January 7, 2012

Muoi: The Legend of the Portrait: Seeing the Bad Side of Things

Way back when, some time before the widespread use of electricity but after the invention of acid, Muoi (Anh Thu) -- the tenth-born child of a very poor family -- had the great misfortune of falling in love with a man named Nguyen (Binh Minh), a handsome, young swain with a gift for portraiture and a talent for womanizing. Both skills came into play when Nguyen decided to seduce Muoi while painting her picture. One mission accomplished (the seduction), he abandoned the other (the picture) and hurried off to resume his romance with a richer, former love. Back home, this original girlfriend (Hong Anh) caught wind of Muoi and decided to break her rival's ankle and throw acid in her face, as a way to let her know "You don't mess with my man!" Muoi took revenge by killing herself then returning as a ghost with a bone to pick. Nguyen then tricked her ghost into becoming an artist's model again so he could finish her portrait. Then some priests entered banging on gourds and Nguyen stabbed the picture to trap the evil spirit inside. End of legend.

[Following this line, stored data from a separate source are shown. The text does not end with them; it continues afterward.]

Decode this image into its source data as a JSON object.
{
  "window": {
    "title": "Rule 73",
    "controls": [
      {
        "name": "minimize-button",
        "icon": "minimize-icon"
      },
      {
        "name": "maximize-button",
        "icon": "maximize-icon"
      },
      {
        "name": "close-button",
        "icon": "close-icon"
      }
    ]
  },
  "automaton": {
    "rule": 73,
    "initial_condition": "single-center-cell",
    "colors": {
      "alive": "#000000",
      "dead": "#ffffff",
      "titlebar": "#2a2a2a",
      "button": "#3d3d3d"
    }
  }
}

Unlike me, the character Yun-hui (Jo An) thinks this story has the makings of a really good novel. Her last book, a thinly-veiled pseudo-memoir called Lies and Secrets, did pretty well but not so great that she's worried that Seo-yeon (Cha Ye-ryeon), the friend who she mercilessly defamed in it, would have read it since moving to Vietnam. So Yun-hui stays with Seo-yeon and asks her to help research the book. Hallucinations follow as part of the creative process. Eventually, Yun-hui realizes that even if you've betrayed your friend, who far from being a slut was videotaped -- being raped -- by the guy you have a secret crush on, you still have to kill your friend if she's possessed by a demon.

How does she knows there's a ghost at work? Well, a doorbell rings in the middle of the night right after a shower goes on mysteriously. That's one sign. Wallpaper uncurls off the wall in her bedroom, and lights flicker when there's a storm outside. Those are two others. Admittedly, they're not conclusive evidence, but fueled by the gossip of Seo-yeon's co-worker (Hong So-hee), who's half-Korean, half-smirk, Yun-hui doesn't let loose logic or a lack of lucidity get in the way of her mission. Her ex-best-friend may not be the kleptomaniac slut that she made her out to be in her mud-slinging roman a clef, but Seo-yeon did have the nerve to dance with that passably attractive white guy at the bar who Yun-hui had her eye on. Some betrayals can't be forgotten, no matter how many shots of Black Label you consume. Bring out the daggers!